Le Rassemblement national, dont les députés ont voté massivement contre la loi sur l'aide à mourir adoptée mercredi, ne reviendra pas sur ce texte s'il arrivait au pouvoir mais sera "très vigilant" sur son application, a affirmé jeudi le porte-parole du parti Laurent Jacobelli.

Sur franceinfo, le député de Moselle a déclaré ne pas vouloir "revenir sur toutes les lois. Il faudra vérifier simplement qu'il n'y a pas d'abus. Parce que c'est ça le risque aujourd'hui".

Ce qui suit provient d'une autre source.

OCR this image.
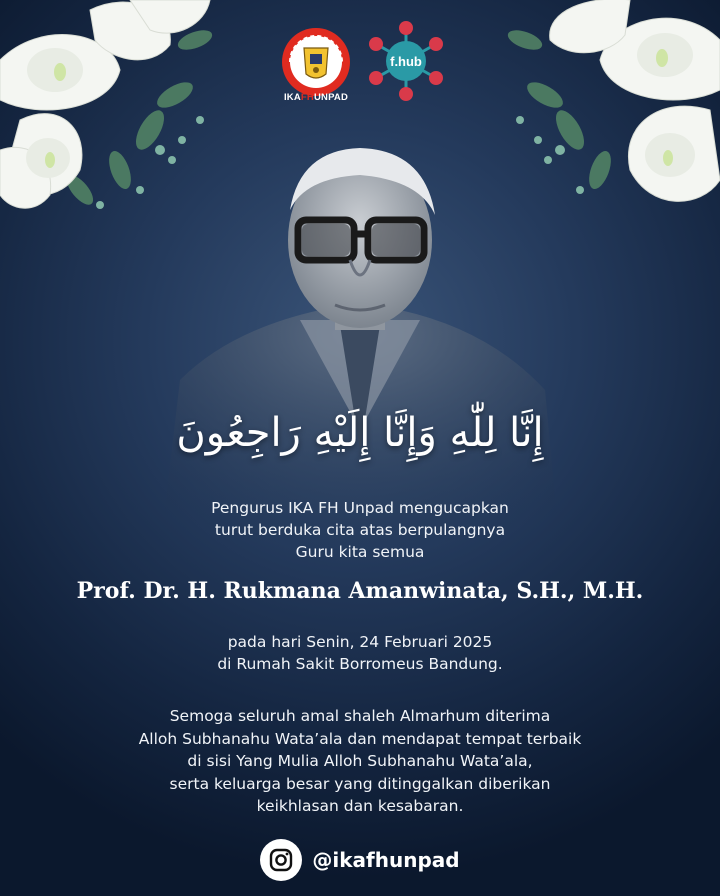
IKAFHUNPAD
f.hub
إِنَّا لِلّٰهِ وَإِنَّا إِلَيْهِ رَاجِعُونَ
Pengurus IKA FH Unpad mengucapkan
turut berduka cita atas berpulangnya
Guru kita semua
Prof. Dr. H. Rukmana Amanwinata, S.H., M.H.
pada hari Senin, 24 Februari 2025
di Rumah Sakit Borromeus Bandung.
Semoga seluruh amal shaleh Almarhum diterima
Alloh Subhanahu Wata’ala dan mendapat tempat terbaik
di sisi Yang Mulia Alloh Subhanahu Wata’ala,
serta keluarga besar yang ditinggalkan diberikan
keikhlasan dan kesabaran.
@ikafhunpad
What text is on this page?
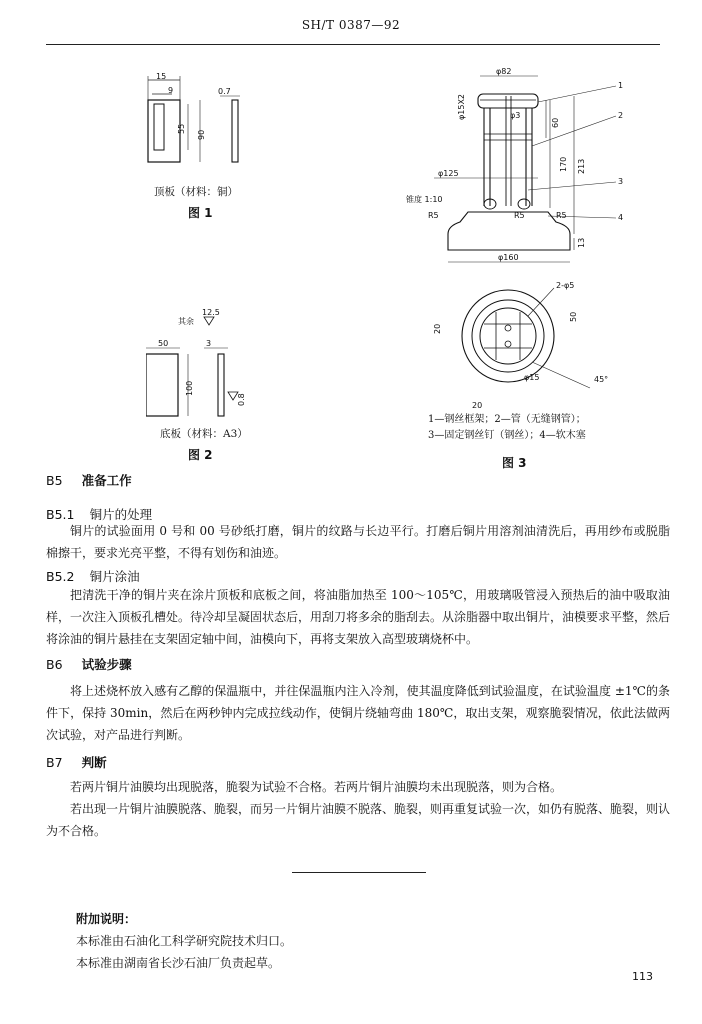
SH/T 0387—92
15
9
55
90
0.7
顶板（材料：铜）
图 1
其余
12.5
50	3
100
0.8
底板（材料：A3）
图 2
φ82
φ15X2	φ3
60
170 213
φ125
锥度 1:10
R5	R5	R5
13
φ160
1
2
3
4
2-φ5
20
50
φ15
20
45°
1—钢丝框架；2—管（无缝钢管）；
3—固定钢丝钉（钢丝）；4—软木塞
图 3
B5 准备工作
B5.1 铜片的处理
铜片的试验面用 0 号和 00 号砂纸打磨，铜片的纹路与长边平行。打磨后铜片用溶剂油清洗后，再用纱布或脱脂棉擦干，要求光亮平整，不得有划伤和油迹。
B5.2 铜片涂油
把清洗干净的铜片夹在涂片顶板和底板之间，将油脂加热至 100～105℃，用玻璃吸管浸入预热后的油中吸取油样，一次注入顶板孔槽处。待冷却呈凝固状态后，用刮刀将多余的脂刮去。从涂脂器中取出铜片，油模要求平整，然后将涂油的铜片悬挂在支架固定轴中间，油模向下，再将支架放入高型玻璃烧杯中。
B6 试验步骤
将上述烧杯放入感有乙醇的保温瓶中，并往保温瓶内注入冷剂，使其温度降低到试验温度，在试验温度 ±1℃的条件下，保持 30min，然后在两秒钟内完成拉线动作，使铜片绕轴弯曲 180℃，取出支架，观察脆裂情况，依此法做两次试验，对产品进行判断。
B7 判断
若两片铜片油膜均出现脱落，脆裂为试验不合格。若两片铜片油膜均未出现脱落，则为合格。
若出现一片铜片油膜脱落、脆裂，而另一片铜片油膜不脱落、脆裂，则再重复试验一次，如仍有脱落、脆裂，则认为不合格。
附加说明：
本标准由石油化工科学研究院技术归口。
本标准由湖南省长沙石油厂负责起草。
113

"Nous serons très vigilants à ce qu'il n'y ait pas d'excès, à ce que les plus fragiles, ceux qui sont le plus isolés, ceux qui sont les plus faibles, ne soient pas tentés de mourir tout simplement pour soulager, selon eux, leurs familles ou la société", a indiqué M. Jacobelli.

Le Parlement a définitivement adopté mercredi la proposition de loi visant à créer un droit à l'"aide à mourir", qui permettrait à certains malades atteints de pathologies graves d'obtenir sous conditions l'administration d'un produit létal.

Les députés de droite et d'extrême droite ont très largement voté contre le texte adopté à une majorité de 291 voix contre 241.

M. Jacobelli a indiqué qu'un référendum aurait été "la meilleure des choses", car cette loi implique "un changement profond de la société, la manière dont on regarde l'humain, la manière dont on regarde les soins, la manière dont on se regarde, la vie et la mort".

Face aux oppositions persistantes à la loi notamment à droite, le Premier ministre, Sébastien Lecornu, va saisir le Conseil constitutionnel.